KAF156 is from a new class of drugs called imidazolopiperazines that attack the parasite in multiple stages of its reproduction. Novartis is developing KAF156 with scientific and financial support from the Medicines for Malaria Venture (in collaboration with the Bill & Melinda Gates Foundation).
Shipping blood samples
Dr. Fofana – Fofa, as he's affectionately known by his colleagues – works with his team in a rural part of the Sikasso region that is a five-hour drive from Mali's capital, Bamako. He is a principal investigator for the trial of KAF156, and the Sikasso clinic is the first site to begin testing the treatment. The clinic, which opened in 2002, has attracted a strong team of researchers and doctors with experience adhering to the rigid protocols of drug trials.
This past August, 12-year-old Allassane Traore sat in the clinic hooked up to a 12-lead electrocardiograph machine that instantly sent the pattern of his heartbeat to an online database. A technician took a sample of his blood down the hall to a lab for analysis.
But some patient blood samples must still be sent to a laboratory with more advanced capabilities. Finding a company capable of handling the shipment of samples to a lab in France presents the team with another challenge. In addition to maintaining strict temperature control the whole way, the shipper must ensure a documented chain of ownership all the way to the lab in accordance with good clinical practice standards. A shipment of blood samples recently waited 10 days in Sikasso until a courier with the necessary capabilities picked it up.
Follow-up exams for patients
Local economic and social factors also complicate matters for the team in Mali. The KAF156 trial requires patients to stay at the clinic for observation for four days so doctors can monitor the effects of treatment. Then they must return once a week for six weeks for follow-up blood tests.
Such a major time commitment is not always feasible for people in the area. For instance, the new Trans-West African Coastal Highway brought new employment opportunities to Sikasso, and many adults in the transportation sector travel for work – making follow-up appointments impossible. That shrinks the pool of potential patients for the trial.

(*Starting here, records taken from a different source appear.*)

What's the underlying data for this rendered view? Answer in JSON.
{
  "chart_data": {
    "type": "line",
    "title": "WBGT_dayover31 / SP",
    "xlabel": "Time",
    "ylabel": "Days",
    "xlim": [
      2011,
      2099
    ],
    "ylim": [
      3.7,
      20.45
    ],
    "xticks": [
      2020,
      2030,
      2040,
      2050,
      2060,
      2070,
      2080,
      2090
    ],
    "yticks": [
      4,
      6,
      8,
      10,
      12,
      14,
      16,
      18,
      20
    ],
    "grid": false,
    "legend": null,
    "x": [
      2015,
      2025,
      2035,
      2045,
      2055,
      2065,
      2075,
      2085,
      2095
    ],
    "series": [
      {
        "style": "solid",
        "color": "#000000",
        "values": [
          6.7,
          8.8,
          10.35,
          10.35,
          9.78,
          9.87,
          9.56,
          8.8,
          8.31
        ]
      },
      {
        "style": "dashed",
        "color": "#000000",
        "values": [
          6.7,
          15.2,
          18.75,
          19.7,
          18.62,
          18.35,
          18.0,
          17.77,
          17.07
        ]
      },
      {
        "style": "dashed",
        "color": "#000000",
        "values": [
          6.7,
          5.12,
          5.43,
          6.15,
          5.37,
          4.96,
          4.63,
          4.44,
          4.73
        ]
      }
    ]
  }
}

Once patients have been treated and are feeling better, they are sometimes reluctant to return to the clinic for the necessary checkups. To ensure patients come for their weekly follow-up appointments, Dr. Fofana has enlisted the assistance of the village chief's council of elders, who help track down patients and encourage them to go.
Despite the obstacles, Dr. Fofana and the other researchers in Sikasso are motivated by a sense of urgency. They all believe it's only a matter of time before drug-resistant strains of the malaria parasite begin to show up in significant numbers in Africa. The only question for them is whether their efforts will help find a new drug first.